The Uruguayan Parliament has been presented with a new cryptocurrency law idea by the executive branch. By giving the Central Bank of Uruguay authority over digital assets, amending its basic charter, and establishing the Superintendence of Financial Services as the body to regulate virtual asset service providers, the measure aims to explain how crypto assets would be governed in the nation.
“With the proposed modifications, both the previously regulated subjects and the newly incorporated entities that operate with virtual assets will be subject to the supervision and control powers of the Central Bank of Uruguay.”
If passed, this legislation will be the first to deal with the legal limbo in which bitcoin exchanges and companies that provide services for virtual assets operate in the nation.

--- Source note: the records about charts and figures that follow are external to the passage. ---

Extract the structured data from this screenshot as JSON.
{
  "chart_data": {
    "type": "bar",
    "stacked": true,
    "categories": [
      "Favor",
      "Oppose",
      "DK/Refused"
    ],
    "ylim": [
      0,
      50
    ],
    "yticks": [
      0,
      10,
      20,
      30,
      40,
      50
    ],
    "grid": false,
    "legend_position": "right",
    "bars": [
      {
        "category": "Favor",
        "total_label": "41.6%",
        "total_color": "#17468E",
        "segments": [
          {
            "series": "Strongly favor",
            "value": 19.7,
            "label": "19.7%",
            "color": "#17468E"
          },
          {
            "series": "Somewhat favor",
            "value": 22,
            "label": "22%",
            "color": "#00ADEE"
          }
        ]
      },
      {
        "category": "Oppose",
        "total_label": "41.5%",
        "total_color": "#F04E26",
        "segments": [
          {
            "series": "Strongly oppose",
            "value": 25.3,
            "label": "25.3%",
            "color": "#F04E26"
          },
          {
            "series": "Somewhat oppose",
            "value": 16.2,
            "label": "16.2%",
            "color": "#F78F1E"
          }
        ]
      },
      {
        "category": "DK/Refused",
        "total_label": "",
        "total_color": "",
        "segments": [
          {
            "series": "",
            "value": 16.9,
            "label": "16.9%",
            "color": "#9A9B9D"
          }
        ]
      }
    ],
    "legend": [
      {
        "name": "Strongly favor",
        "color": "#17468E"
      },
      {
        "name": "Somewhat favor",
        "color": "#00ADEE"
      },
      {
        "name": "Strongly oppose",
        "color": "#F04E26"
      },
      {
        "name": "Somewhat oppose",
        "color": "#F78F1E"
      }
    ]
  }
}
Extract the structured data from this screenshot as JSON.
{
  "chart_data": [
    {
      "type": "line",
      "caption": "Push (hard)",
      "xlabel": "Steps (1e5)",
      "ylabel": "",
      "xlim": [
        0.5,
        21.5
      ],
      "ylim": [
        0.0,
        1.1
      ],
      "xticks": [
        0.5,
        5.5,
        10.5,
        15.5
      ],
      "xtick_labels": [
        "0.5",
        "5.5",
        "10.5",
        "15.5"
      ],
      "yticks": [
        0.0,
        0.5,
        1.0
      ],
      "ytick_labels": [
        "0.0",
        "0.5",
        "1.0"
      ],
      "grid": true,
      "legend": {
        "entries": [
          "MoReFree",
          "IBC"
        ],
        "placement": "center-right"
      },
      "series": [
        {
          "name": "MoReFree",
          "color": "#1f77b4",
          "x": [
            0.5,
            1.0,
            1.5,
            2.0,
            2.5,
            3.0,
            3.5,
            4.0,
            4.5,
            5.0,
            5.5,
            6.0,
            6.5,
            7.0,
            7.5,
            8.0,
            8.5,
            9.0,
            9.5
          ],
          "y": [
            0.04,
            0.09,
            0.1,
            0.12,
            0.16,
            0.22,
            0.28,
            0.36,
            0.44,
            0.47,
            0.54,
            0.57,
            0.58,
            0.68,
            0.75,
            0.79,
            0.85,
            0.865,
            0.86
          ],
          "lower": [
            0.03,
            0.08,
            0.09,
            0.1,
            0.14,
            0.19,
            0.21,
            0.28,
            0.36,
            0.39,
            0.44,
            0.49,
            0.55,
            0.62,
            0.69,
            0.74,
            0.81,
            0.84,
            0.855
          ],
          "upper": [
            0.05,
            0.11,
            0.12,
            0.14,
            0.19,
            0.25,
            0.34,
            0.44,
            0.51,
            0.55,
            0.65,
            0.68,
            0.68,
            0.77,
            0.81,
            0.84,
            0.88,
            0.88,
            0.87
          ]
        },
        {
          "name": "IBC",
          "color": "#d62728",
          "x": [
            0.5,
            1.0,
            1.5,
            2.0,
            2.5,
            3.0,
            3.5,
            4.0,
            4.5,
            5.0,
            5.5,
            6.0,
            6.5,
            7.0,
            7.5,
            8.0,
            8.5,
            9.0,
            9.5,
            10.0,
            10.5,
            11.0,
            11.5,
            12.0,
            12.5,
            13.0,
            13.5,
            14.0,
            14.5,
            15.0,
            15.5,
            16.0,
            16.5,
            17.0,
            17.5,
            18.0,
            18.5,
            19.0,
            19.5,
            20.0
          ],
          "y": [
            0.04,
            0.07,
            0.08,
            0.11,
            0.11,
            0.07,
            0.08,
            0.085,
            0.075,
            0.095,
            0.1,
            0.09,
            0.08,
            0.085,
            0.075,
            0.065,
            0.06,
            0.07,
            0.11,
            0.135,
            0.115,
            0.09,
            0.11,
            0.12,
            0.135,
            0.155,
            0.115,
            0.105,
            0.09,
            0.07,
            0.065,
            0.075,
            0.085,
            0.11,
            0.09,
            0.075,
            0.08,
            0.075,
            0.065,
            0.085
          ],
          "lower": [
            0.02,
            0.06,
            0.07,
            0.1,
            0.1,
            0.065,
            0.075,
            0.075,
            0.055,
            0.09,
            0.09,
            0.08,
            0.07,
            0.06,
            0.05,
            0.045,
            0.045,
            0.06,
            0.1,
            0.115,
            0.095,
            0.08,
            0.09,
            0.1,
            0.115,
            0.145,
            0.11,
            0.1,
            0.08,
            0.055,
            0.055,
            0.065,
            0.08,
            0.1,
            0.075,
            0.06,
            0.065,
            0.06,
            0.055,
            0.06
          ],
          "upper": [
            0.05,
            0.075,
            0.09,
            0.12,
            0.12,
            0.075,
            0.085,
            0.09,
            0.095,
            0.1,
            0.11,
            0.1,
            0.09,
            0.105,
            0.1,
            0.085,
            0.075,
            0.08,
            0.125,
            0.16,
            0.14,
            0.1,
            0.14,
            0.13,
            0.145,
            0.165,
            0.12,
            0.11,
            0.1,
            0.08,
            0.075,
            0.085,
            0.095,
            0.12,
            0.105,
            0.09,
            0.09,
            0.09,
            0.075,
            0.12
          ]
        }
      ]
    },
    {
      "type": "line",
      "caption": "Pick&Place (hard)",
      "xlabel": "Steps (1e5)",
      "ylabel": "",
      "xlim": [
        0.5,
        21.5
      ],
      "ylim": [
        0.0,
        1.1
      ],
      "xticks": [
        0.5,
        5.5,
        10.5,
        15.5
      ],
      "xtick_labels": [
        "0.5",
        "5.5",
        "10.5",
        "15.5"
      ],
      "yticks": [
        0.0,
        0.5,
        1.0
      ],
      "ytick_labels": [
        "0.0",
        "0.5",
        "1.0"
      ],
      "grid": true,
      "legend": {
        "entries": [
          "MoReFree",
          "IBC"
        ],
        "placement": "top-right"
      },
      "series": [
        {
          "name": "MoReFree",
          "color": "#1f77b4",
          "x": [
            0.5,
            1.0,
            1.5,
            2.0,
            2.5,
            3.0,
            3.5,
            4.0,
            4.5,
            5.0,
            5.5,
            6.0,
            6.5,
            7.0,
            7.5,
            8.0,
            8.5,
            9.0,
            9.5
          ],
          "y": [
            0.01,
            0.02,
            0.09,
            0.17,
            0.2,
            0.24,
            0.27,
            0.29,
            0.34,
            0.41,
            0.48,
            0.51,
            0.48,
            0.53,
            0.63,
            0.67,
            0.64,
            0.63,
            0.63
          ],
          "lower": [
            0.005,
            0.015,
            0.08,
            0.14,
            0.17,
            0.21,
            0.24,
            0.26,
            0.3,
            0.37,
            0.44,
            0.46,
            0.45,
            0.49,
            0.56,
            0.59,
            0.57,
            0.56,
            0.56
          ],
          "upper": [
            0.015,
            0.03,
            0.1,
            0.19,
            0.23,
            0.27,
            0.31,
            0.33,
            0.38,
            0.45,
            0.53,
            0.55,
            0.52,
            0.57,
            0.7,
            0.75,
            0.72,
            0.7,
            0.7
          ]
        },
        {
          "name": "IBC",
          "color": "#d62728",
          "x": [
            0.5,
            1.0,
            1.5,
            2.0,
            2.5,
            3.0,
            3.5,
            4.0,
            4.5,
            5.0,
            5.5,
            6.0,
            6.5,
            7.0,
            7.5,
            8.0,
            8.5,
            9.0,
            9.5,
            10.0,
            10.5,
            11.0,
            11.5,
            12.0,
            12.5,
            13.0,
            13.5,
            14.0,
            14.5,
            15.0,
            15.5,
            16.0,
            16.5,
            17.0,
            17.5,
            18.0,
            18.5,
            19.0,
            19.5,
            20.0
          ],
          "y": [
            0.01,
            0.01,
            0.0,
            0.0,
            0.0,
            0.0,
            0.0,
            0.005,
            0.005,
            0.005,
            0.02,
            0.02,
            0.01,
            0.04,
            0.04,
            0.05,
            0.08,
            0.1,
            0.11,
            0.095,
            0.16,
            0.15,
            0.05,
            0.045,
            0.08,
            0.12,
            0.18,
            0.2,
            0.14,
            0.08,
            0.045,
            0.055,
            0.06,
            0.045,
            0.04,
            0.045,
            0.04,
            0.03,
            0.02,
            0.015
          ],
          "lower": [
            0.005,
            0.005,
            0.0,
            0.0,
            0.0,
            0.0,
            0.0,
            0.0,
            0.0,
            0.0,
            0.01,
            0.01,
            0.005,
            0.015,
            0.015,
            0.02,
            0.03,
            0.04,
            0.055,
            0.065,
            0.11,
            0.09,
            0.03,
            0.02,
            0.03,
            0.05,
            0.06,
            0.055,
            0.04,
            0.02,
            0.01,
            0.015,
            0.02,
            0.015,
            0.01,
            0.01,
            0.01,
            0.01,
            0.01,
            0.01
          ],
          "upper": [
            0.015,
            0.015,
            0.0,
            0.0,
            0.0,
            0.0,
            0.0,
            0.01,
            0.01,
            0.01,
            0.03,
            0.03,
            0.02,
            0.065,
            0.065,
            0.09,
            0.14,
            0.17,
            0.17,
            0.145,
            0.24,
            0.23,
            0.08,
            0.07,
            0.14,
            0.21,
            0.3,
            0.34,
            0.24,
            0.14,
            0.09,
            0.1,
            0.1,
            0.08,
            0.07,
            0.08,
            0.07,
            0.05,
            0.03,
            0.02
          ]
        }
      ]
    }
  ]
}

According to the paper, persons that lend financial services associated with the offer or sale of a virtual asset, custody providers, businesses that facilitate the exchange of virtual assets, and third parties are all included in this class.
A new class of organisation called “virtual asset issuer” is introduced by the law, and it is designated as a portal that issues any kind of virtual asset that falls under the regulatory purview or asks for admission of regulated virtual assets on a virtual asset trading platform.
Additionally, the article makes mention of virtual asset securities, which are described as the online versions of well-known financial securities.
The proposed measure places full responsibility for oversight of these activities on the nation’s central bank, similar to other legal proposals in the area that establish institutions as the primary crypto regulatory agencies.
The country has made prior attempts to legalise cryptocurrencies as a form of payment. This was the aim of a bitcoin law initiative that Senator Juan Sartori put out last year.